Lebanese in general, in particular the old generation in Lebanon, don’t like to throw things away even when they become totally useless and have been collecting dust in the attic for ages. We are genetically opportunistic -not to say fierce enamored protectors of our belongings- and come with a built-in recycling feature.
Forget about these “assets” in the attic. Let’s talk about things around the house. How many times have you thrown in your bin that old photo calendar to see it again back on your wall?
And how many times have you tried to get rid of a t-shirt or an old pair of shoes without your parents or grand-parents knowing? Let’s not forget that vase ten-times glued back that grandma forbids you to touch, and that one lonely cup of scratched glass remaining from the all-broken collection, and that mom turned into a candle holder.

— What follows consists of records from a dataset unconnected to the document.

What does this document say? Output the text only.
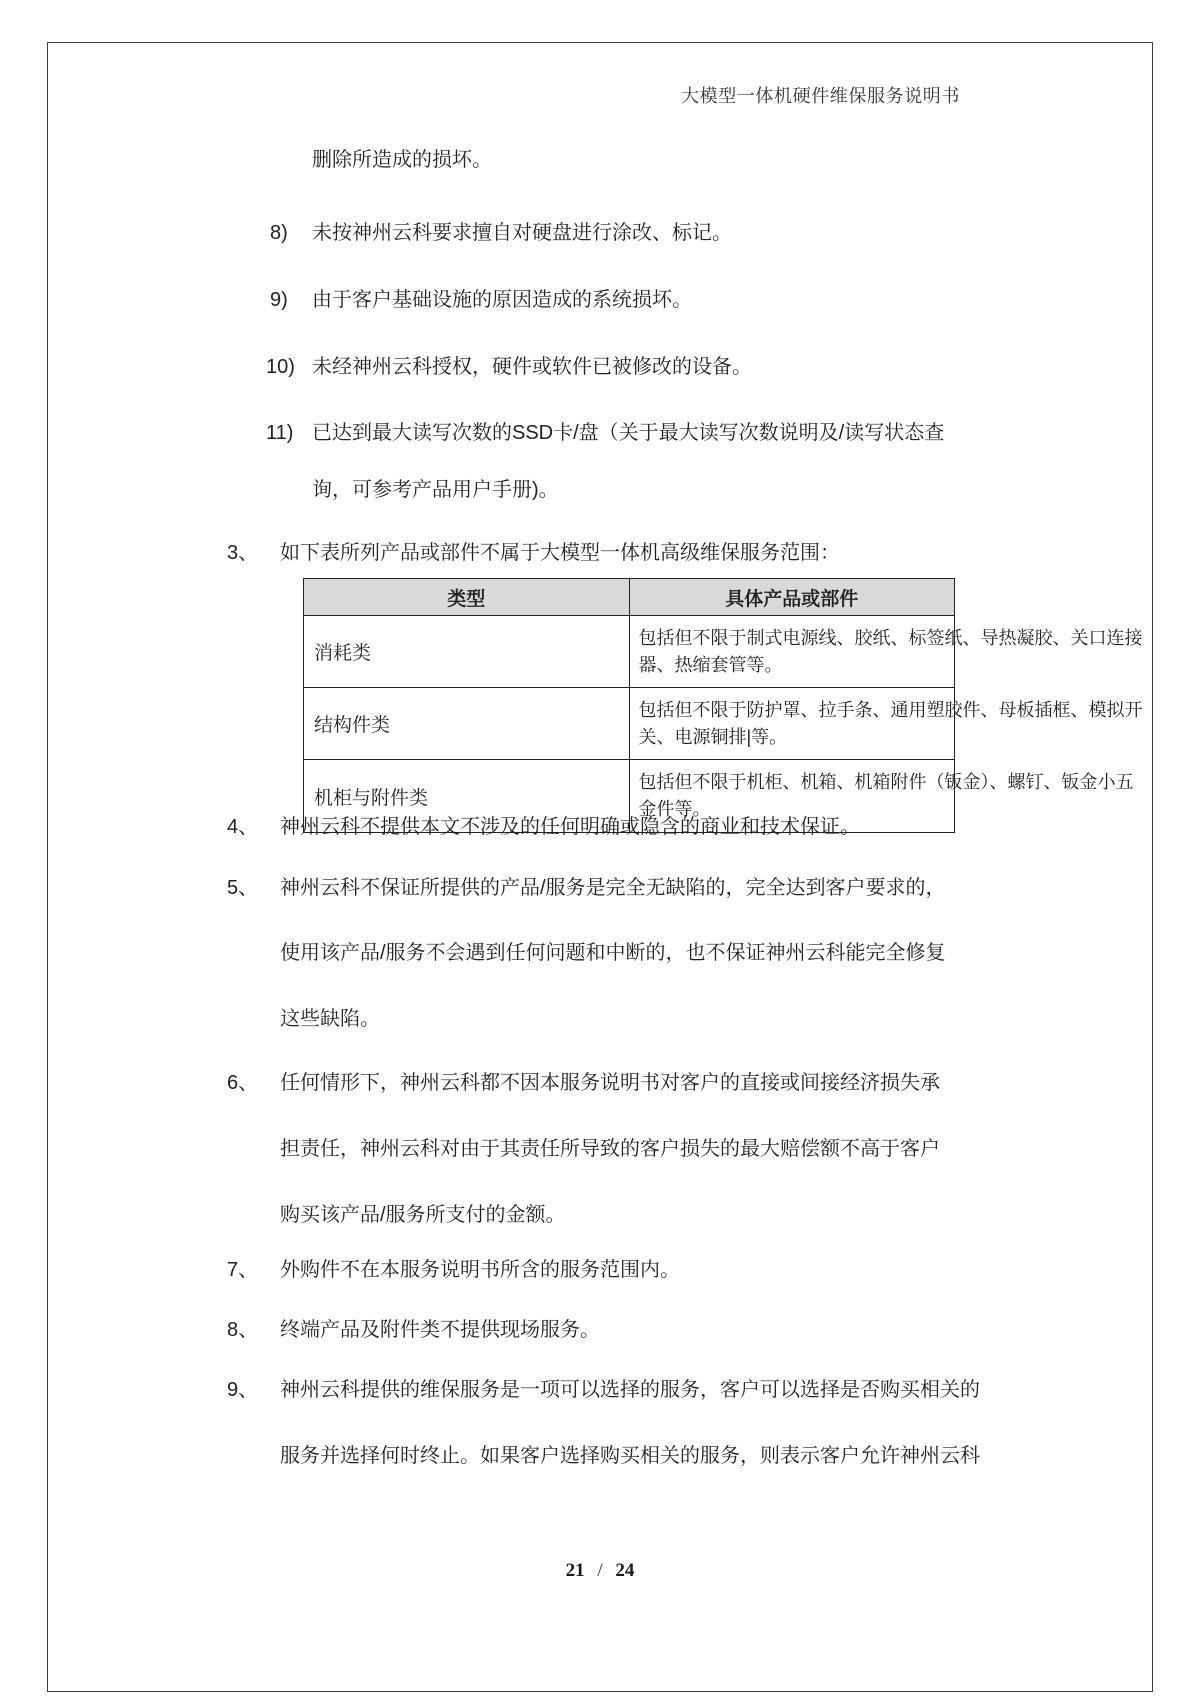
大模型一体机硬件维保服务说明书
删除所造成的损坏。
8) 未按神州云科要求擅自对硬盘进行涂改、标记。
9) 由于客户基础设施的原因造成的系统损坏。
10) 未经神州云科授权，硬件或软件已被修改的设备。
11) 已达到最大读写次数的SSD卡/盘（关于最大读写次数说明及/读写状态查
询，可参考产品用户手册)。
3、 如下表所列产品或部件不属于大模型一体机高级维保服务范围：
类型	具体产品或部件
消耗类	包括但不限于制式电源线、胶纸、标签纸、导热凝胶、关口连接
器、热缩套管等。

结构件类	包括但不限于防护罩、拉手条、通用塑胶件、母板插框、模拟开
关、电源铜排|等。

机柜与附件类	包括但不限于机柜、机箱、机箱附件（钣金）、螺钉、钣金小五
金件等。
4、 神州云科不提供本文不涉及的任何明确或隐含的商业和技术保证。
5、 神州云科不保证所提供的产品/服务是完全无缺陷的，完全达到客户要求的，
使用该产品/服务不会遇到任何问题和中断的，也不保证神州云科能完全修复
这些缺陷。
6、 任何情形下，神州云科都不因本服务说明书对客户的直接或间接经济损失承
担责任，神州云科对由于其责任所导致的客户损失的最大赔偿额不高于客户
购买该产品/服务所支付的金额。
7、 外购件不在本服务说明书所含的服务范围内。
8、 终端产品及附件类不提供现场服务。
9、 神州云科提供的维保服务是一项可以选择的服务，客户可以选择是否购买相关的
服务并选择何时终止。如果客户选择购买相关的服务，则表示客户允许神州云科
21 / 24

See! You can totally relate. However, there are 6 particular overused things you can literally find in every Lebanese house, and here they are:
We mean the sewing box. Yes, it was even originally designed to be a sewing kit, and it may shock us if we open it and find cookies in there. Cookies should alternatively be in a Tupperware instead. But, hey! The sewing-kit-turned-cookie-box stays! Move on!
Like, why? Why do we keep all these bags? Why don’t we ever use again the ones with an important brand name on them? The other existential question is why is it so culturally common to place them under our bed mattresses?
Yes. Your mom won’t throw away any of them whatsoever, even if she doesn’t use them anymore and even if their lids have been lost (of which she will most probably accuse her daughter or son), and even no one can remember what color they used to be.
If you live in an authentic Lebanese house -or at least had the chance to visit one and see all the hidden electrical installation items-, you get the impression of being in one of those hardware stores. Whether it is wiring, cabling or extension cords materials, or all of them combined, we rarely – and I mean it – we rarely throw any of these away; we are instinctively our own electrical engineers.
It is most probably placed in the kitchen, and yes, it doesn’t work. We may and often keep it for decoration purposes, or because it is physically unreachable. Question: Who did even install it there in the first place? Answer: No one can even remember.